Geoffrey, 80, originally from Rochdale, was posted with around 30 other recruits to Frome with the Leicester Yeomanry, part of the Guards Armoured Division.

They were later sent to Yorkshire to change over from "soft" vehicles to tanks and bren carriers, the latter being the vehicle Geoffrey would drive for the assaults on Caen and the liberation of Brussels after they crossed over on D-Day plus 20.

"By then, the front had moved a little and we went a few miles inland to a tiny village and dug ourselves trenches. We stopped there until we were called into action.

"Our first big job was pushing through to Caen as it was being taken. We stood there and watched as the bombers flew over dropping the stuff.

"The wind was blowing our way and after they had gone the dust came over from Caen and enveloped us like a thick fog and we could hardly see anything.

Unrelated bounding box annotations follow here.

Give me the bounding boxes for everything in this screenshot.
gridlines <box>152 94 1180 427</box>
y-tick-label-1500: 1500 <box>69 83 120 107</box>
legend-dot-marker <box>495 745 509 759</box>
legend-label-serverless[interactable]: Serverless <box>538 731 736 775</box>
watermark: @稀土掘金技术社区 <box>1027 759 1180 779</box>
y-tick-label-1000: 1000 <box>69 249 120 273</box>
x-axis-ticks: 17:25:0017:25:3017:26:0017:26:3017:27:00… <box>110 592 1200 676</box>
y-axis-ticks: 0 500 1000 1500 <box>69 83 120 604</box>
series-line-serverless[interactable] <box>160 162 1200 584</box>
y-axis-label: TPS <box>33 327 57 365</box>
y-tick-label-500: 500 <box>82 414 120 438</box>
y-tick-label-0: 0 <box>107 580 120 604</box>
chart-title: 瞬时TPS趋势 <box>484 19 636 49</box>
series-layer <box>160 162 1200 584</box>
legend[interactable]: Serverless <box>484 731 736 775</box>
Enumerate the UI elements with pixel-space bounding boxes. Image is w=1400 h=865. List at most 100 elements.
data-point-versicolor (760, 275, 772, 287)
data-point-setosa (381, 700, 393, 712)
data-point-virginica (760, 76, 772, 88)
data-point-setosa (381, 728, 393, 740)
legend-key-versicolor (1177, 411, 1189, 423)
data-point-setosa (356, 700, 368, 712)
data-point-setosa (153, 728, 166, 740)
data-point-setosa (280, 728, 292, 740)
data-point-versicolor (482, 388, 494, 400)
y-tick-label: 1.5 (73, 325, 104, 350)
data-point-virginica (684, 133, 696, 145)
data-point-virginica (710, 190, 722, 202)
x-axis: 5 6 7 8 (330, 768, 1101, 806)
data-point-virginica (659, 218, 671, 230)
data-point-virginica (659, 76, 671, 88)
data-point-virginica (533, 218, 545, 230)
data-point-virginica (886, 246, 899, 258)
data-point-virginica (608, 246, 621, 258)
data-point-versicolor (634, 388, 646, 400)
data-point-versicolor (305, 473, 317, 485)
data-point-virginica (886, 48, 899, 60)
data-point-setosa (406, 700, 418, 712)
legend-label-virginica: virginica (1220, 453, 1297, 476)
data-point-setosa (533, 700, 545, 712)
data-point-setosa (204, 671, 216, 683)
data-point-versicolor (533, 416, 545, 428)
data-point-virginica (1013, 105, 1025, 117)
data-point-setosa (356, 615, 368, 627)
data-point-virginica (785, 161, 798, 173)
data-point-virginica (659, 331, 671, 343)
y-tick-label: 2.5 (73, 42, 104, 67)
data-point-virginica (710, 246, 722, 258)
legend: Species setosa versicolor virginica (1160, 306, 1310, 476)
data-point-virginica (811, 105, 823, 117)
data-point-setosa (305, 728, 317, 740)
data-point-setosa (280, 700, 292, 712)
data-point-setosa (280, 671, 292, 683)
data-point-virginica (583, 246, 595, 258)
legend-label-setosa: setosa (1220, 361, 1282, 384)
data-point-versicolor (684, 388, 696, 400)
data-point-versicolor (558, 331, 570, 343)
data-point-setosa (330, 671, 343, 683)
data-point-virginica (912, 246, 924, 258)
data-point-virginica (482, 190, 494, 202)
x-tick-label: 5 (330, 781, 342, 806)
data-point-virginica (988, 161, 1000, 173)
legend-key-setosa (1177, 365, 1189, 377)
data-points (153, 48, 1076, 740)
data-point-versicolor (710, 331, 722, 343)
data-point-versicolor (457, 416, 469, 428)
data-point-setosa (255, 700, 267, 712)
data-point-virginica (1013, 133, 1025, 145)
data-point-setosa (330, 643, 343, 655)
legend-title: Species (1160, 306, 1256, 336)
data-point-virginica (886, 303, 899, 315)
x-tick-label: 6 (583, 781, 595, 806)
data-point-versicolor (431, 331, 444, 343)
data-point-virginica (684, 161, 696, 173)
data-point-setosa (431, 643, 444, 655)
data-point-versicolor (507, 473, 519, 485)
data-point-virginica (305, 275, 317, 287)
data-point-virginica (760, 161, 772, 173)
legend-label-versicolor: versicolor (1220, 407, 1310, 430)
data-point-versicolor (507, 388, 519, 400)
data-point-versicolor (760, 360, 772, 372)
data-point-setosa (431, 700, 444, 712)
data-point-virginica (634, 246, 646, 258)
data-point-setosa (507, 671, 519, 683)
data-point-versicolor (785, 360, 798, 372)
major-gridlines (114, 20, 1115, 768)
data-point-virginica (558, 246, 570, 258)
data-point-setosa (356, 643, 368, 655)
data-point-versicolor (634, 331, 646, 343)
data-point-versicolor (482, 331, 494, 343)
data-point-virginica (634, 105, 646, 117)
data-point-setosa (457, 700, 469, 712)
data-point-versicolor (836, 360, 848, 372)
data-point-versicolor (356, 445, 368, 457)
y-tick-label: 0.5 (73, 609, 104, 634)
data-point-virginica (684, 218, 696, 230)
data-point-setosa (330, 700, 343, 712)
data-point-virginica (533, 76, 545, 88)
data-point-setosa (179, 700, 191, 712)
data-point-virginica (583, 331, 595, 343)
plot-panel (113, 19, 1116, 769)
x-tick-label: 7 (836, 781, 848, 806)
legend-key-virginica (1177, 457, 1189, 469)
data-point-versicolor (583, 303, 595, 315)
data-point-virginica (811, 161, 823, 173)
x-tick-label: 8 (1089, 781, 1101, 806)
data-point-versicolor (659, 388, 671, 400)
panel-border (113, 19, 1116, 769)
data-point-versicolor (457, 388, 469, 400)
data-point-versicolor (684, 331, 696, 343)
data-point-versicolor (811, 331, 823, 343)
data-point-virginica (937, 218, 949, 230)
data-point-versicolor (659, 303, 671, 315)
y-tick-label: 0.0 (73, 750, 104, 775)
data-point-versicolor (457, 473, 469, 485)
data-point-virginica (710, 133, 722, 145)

After that, we were supporting the Irish Guards and helping with the general push forward. We were involved in the liberation of Brussels, which was amazing. All the population turned out throwing flowers and giving us bottles of wine and we were getting kisses off all the women.

"It made us realise just what we were doing and what it meant to those people."

Geoffrey was also involved in Operation Market Garden, the failed attempt to reach Arnhem, where the Allies were overwhelmed by Nazi German forces.

When the war was over, Geoffrey was posted close to the Danish border.

And in late March 1945 he was given seven days leave to marry Eveline, who he had met in 1941, in Rochdale before returning to Europe on April 4. He was finally 'demobbed' in 1946.

Geoffrey, who has two daughters and three grandsons, still looks back on his military days with great pride. He said: "When you talk about best friends during that time, you really mean it because we were together 24 hours a day, seven days a week, 52 weeks a year. The comradeship was unbelievable."

When Geoffrey returned, he managed the Shireburn Caravan Park for seven years and also managed Dawsons Ironmongers, in Clitheroe, until his retirement.